Justy: Exploring Next, episode 346. One user cut their Claude Code bill from $1,389 a month to $200—not by switching models or skipping work, just by fixing how they set it up.
Cody: Yeah, and the postmortem from Anthropic was interesting. They fixed three bugs in late April, reset subscriber limits. But the author's argument is the real lever isn't on their side—it's on ours.
Justy: So what's actually eating the budget? Is it just people running long sessions?
Cody: Four things, and they're all preventable. Prompt caching—if you're not hitting it, you're paying full price on every turn. Context bloat, wrong model routing, and token-expensive inputs like screenshots. Read cost is 0.1× input price. Write is 1.25× or 2×. But once cached, a hit is free.
Justy: Free? So why isn't everyone just... caching everything?
Cody: Because you have to lock your tools and model at session start. Add a tool mid-session or switch models—the cached prefix dies. You're back to paying full price. Most people don't even know it's happening.
Justy: That's a brutal gotcha. So the setup is the trap.
Cody: Exactly. The author got ~90% cache hit rate by not touching tools or models once the session started. The other big move is disabling 1M context. Cap it at 200K, compact early. For parallel work, spawn subagents in cheaper models. Haiku for grunt work, Sonnet for research, Opus for planning.
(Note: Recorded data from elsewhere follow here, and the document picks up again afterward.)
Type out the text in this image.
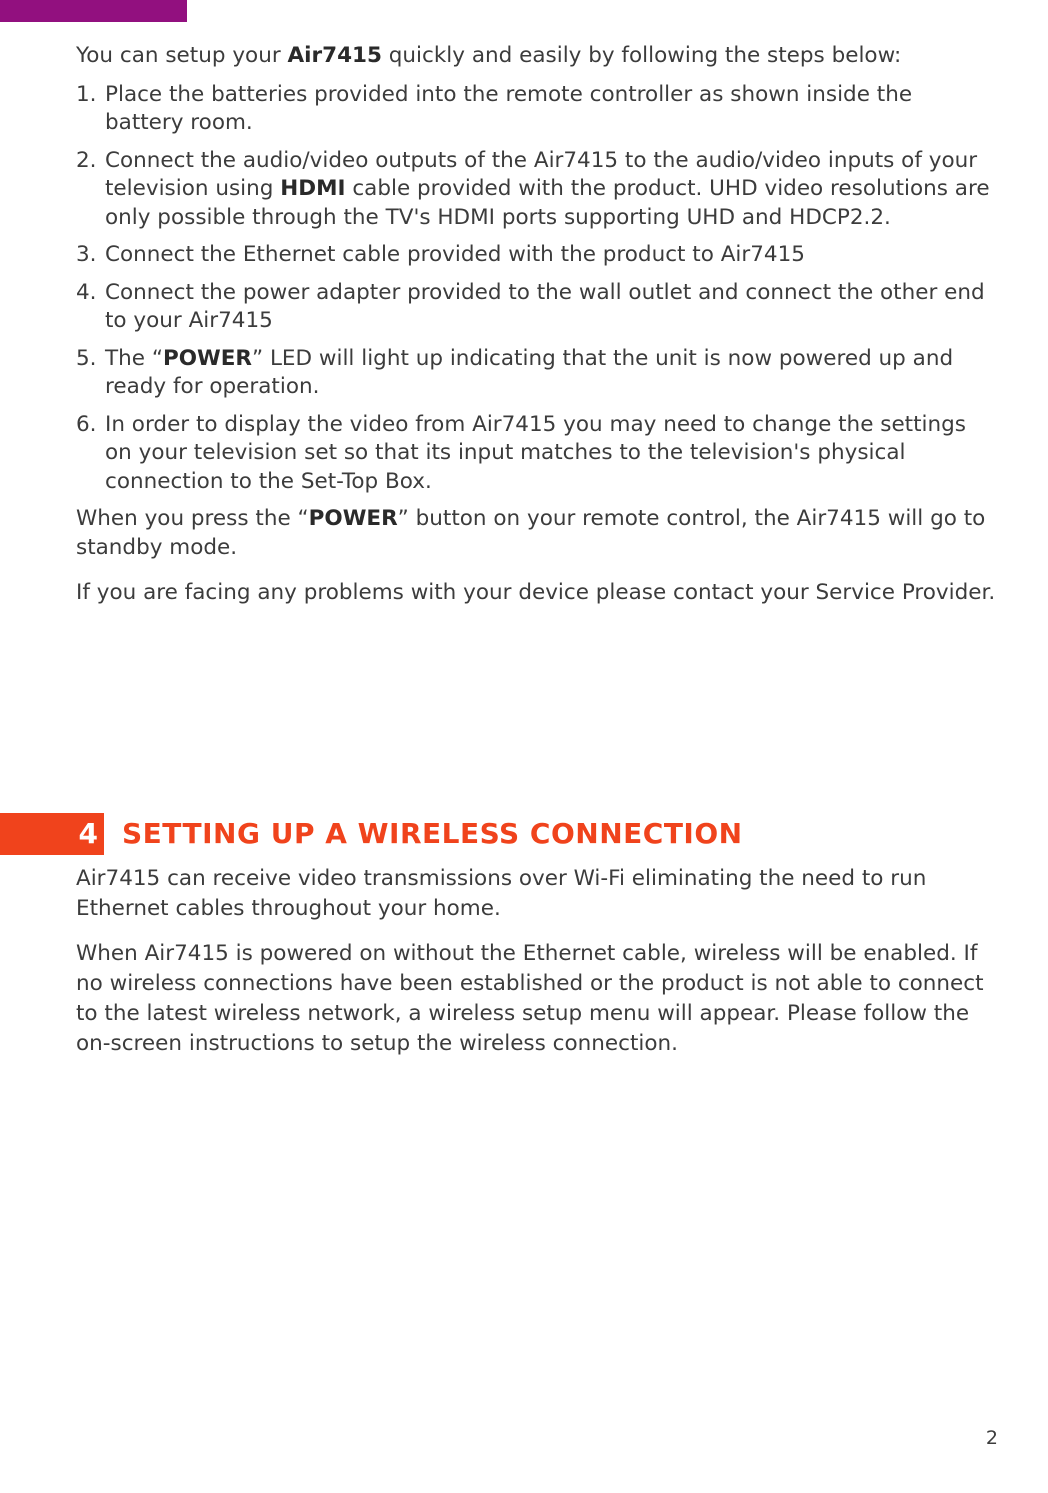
You can setup your Air7415 quickly and easily by following the steps below:

1. Place the batteries provided into the remote controller as shown inside the battery room.
2. Connect the audio/video outputs of the Air7415 to the audio/video inputs of your television using HDMI cable provided with the product. UHD video resolutions are only possible through the TV's HDMI ports supporting UHD and HDCP2.2.
3. Connect the Ethernet cable provided with the product to Air7415
4. Connect the power adapter provided to the wall outlet and connect the other end to your Air7415
5. The “POWER” LED will light up indicating that the unit is now powered up and ready for operation.
6. In order to display the video from Air7415 you may need to change the settings on your television set so that its input matches to the television's physical connection to the Set-Top Box.

When you press the “POWER” button on your remote control, the Air7415 will go to standby mode.

If you are facing any problems with your device please contact your Service Provider.

4 SETTING UP A WIRELESS CONNECTION

Air7415 can receive video transmissions over Wi-Fi eliminating the need to run Ethernet cables throughout your home.

When Air7415 is powered on without the Ethernet cable, wireless will be enabled. If no wireless connections have been established or the product is not able to connect to the latest wireless network, a wireless setup menu will appear. Please follow the on-screen instructions to setup the wireless connection.

2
Justy: Right. But adoption barrier is real. Most people don't think about prompt caching. They hit a bill shock and either switch tools or accept it.
Cody: True. But the author gives you copy-paste config blocks. Set CLAUDE_CODE_DISABLE_1M_CONTEXT=1, lock your tools, use subagents. For inputs, swap screenshots for agent-browser—it returns the accessibility tree instead. ~90% fewer tokens. Or use pdftotext instead of Claude's PDF reader.
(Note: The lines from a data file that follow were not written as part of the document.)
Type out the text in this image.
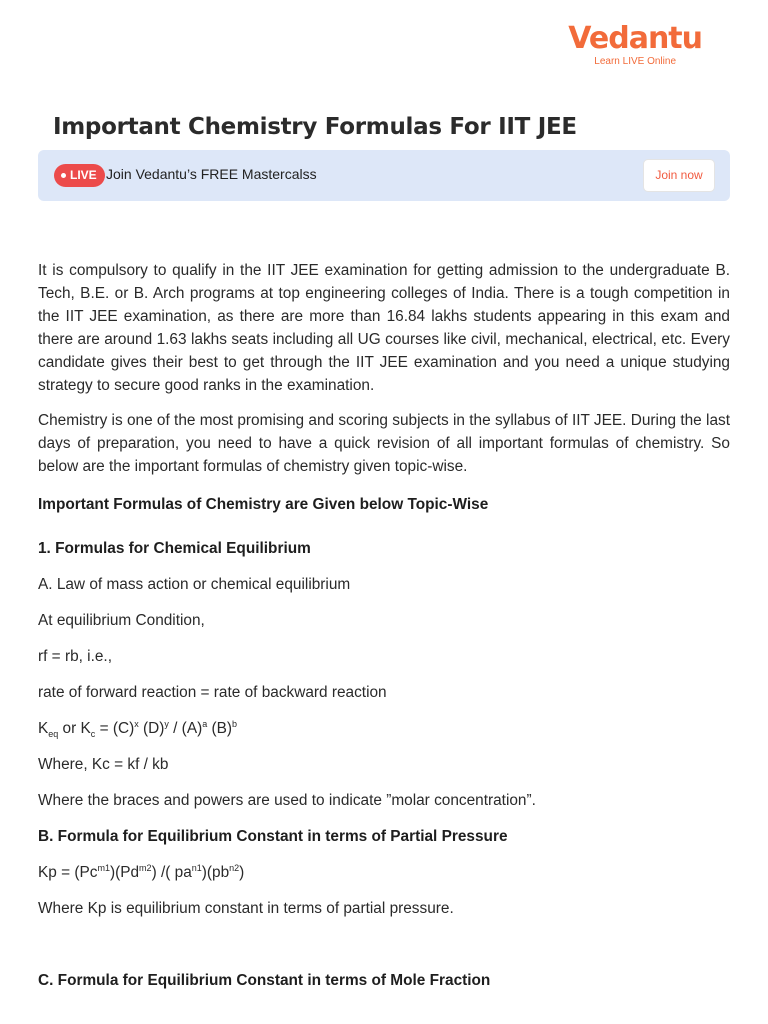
Vedantu
Learn LIVE Online
Important Chemistry Formulas For IIT JEE
LIVE Join Vedantu’s FREE Mastercalss	Join now

It is compulsory to qualify in the IIT JEE examination for getting admission to the undergraduate B. Tech, B.E. or B. Arch programs at top engineering colleges of India. There is a tough competition in the IIT JEE examination, as there are more than 16.84 lakhs students appearing in this exam and there are around 1.63 lakhs seats including all UG courses like civil, mechanical, electrical, etc. Every candidate gives their best to get through the IIT JEE examination and you need a unique studying strategy to secure good ranks in the examination.

Chemistry is one of the most promising and scoring subjects in the syllabus of IIT JEE. During the last days of preparation, you need to have a quick revision of all important formulas of chemistry. So below are the important formulas of chemistry given topic-wise.

Important Formulas of Chemistry are Given below Topic-Wise

1. Formulas for Chemical Equilibrium

A. Law of mass action or chemical equilibrium

At equilibrium Condition,

rf = rb, i.e.,

rate of forward reaction = rate of backward reaction

$K_{eq}$ or $K_c = (C)^x$ $(D)^y / (A)^a$ $(B)^b$

Where, Kc = kf / kb

Where the braces and powers are used to indicate ”molar concentration”.

B. Formula for Equilibrium Constant in terms of Partial Pressure

$Kp = (Pc^{m1})(Pd^{m2})$ /( $pa^{n1})(pb^{n2})$

Where Kp is equilibrium constant in terms of partial pressure.

C. Formula for Equilibrium Constant in terms of Mole Fraction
Justy: So if someone's running Claude Code right now and seeing spend creep, where do they start?
Cody: Watch the cache hit rate in session stats. If it's below 75%, you're invalidating the prefix. Lock your tools and model at start, compact early, and route subtasks to cheaper models. Then swap your inputs—agent-browser for web scraping, pdftotext for PDFs. Those two things alone probably drop your bill 40–50%.
Justy: And if someone wants to experiment over a weekend?
Cody: Grab agent-browser from npm, set up one CLAUDE.md task-delegation block in a project, and run a long session with subagents instead of everything in the parent. You'll see the token count drop immediately. Or set up the 1M context disable and compact threshold in your env, then run the same workflow twice and compare.
Justy: Alright. If you're hitting Claude Code limits, Cody's right—the fixes are on your side. Go lock your setup.